福留さんは、出演者が自己振付したものを構成・演出した。その人が選んだ言葉(動詞)が元にある。言葉から体の動きへ、それは言葉のイメージというものだろうか(違うような気がする)。言葉の意味から連想を連鎖。意味伝達の(媒体の)抵抗。

 

(原牧生)

4月メモ

ルドン展(三菱一号館美術館

 幻視というのは自分の中の想像や夢想が自分の外に見えるということだろうか。幻覚はおそらくもっと受動的で、視覚的空想力のはたらきの度合いの違いがあるのだろう。壁画に描かれたひな菊など見ていると、サイケデリックという言葉も連想される。そもそもサイケデリックのグラフィックは、(19C)世紀末芸術を参照して影響を受けていた。何となくサイケデリックの方が、受動的であるような気もする。それは大衆化と関係あるのだろうか。

 ゴヤへの尊敬や共感。ゴヤは病気で耳が聞こえなくなったが、そのため内的集中力が強まったのだろう。奇想という言い方もあるが、それは想像が勝手に?動いていくことなのかもしれない。画家の仕事をみていると、描くことが見ることかと思えてくる。

 ルドンの作品は、タイトルが詩の断片みたいに感じられ、この人は視覚イメージだけでなく言語センスの人でもあったのだと思える。マラルメとの親交など知られている。象徴主義というとまさにファインアート、芸術のための芸術という感じもする。それが壁画とか家具とかタブローと別のかたちになっていると、視覚芸術であるだけではない総合性のようなことが実感される。トポスというような感じがする。

 

小林耕平個展(山本現代

 映像出演の山形さんが面白く(もちろん小林さんも面白いが)、二人のコントのようだった。もとが落語や小噺だからか。言葉と現実(もの)の対応が言葉の独走によってずれていき、言葉は言葉じしんの論理で動いていく。詩的論理ともいえるような言葉で対話が続く面白さ。しかし上手すぎるとスノッブに感じられるかもしれない。分かっている人の言葉でなく、共同で探究するような、セッションであるのがよいのだと思う。ものと言葉のセッション。もの(現実)から言葉はずれていくが、その言葉はナンセンスではない。比喩のリアリティというようなことも考えさせる。

 

梅津庸一キューレーション展(URANO)

 「共同体について」。個々の作品が、というより出展作家たちの文脈、それを集めている。例えばパープルームにしても既存の美術大学や教育制度から自らを区別することによって成立した面があったはず。
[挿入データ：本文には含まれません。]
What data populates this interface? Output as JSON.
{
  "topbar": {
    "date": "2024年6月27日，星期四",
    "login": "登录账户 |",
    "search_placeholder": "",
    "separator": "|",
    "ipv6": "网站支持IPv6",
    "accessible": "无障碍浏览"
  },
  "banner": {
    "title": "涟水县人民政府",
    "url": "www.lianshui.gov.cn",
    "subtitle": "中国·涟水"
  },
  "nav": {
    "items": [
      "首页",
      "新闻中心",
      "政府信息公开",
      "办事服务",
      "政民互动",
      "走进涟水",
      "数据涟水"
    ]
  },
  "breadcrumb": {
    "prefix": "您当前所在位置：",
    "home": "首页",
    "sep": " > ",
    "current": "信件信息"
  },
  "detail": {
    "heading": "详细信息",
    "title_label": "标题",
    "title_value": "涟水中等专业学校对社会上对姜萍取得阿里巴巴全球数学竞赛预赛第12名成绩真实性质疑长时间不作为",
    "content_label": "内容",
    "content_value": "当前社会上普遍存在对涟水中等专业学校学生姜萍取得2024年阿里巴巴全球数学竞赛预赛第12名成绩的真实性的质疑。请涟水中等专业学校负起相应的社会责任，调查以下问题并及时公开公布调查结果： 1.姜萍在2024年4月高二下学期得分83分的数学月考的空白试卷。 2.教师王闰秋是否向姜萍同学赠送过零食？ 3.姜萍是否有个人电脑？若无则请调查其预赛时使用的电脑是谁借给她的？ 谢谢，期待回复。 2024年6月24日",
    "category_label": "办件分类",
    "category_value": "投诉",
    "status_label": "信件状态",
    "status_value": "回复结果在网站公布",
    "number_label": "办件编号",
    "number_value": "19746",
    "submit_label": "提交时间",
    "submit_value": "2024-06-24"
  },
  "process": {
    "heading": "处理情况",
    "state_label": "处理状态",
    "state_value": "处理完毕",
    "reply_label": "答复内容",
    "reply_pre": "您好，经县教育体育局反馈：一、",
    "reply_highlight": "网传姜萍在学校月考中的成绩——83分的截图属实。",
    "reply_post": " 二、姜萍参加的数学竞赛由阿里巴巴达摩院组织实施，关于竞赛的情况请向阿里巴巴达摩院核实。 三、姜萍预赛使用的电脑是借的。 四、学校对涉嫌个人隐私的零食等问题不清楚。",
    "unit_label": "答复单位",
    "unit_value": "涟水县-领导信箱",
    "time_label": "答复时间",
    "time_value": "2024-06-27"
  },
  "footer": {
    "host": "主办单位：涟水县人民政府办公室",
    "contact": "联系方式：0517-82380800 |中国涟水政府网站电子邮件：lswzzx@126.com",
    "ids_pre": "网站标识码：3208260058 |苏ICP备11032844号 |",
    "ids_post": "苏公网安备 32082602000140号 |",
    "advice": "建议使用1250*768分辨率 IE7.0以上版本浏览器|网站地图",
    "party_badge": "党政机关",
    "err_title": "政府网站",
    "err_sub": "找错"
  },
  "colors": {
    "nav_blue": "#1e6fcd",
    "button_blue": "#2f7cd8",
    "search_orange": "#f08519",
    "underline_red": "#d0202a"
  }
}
例えばそういった排除の力関係みたいな共同体の条件が、この展示にあるだろうか。

 

wwfesそかいはしゃくち(BUoY)

 4日間の会期の最終日、「ライブ」「クロージング・パーティー」に行った。このフェス(のテーマ)は、「共同体について」という問題設定をさらに更新したものといえそうだ。そこにずっといたらそう思えてきた。パフォーマンスの内容的には、言葉の比重が大きいのが印象的だった。それが、ラップとかブレイクダンスとかヒップホップ的なものともつながっている。ヒップホップは主張が強い文化だ。アメリカ的な、対決によって自己を確認していく共同体形成力がある。即興力が魅力だが、案外様式的にもなりかねない。

 ところで、梅津さんがキューレーションした展示には、ヒップホップ的な強さ(の原理)とは異なる価値観というか、テイストがあったと思う。そこに、「共同体について」のビジョンがあるのかもしれない。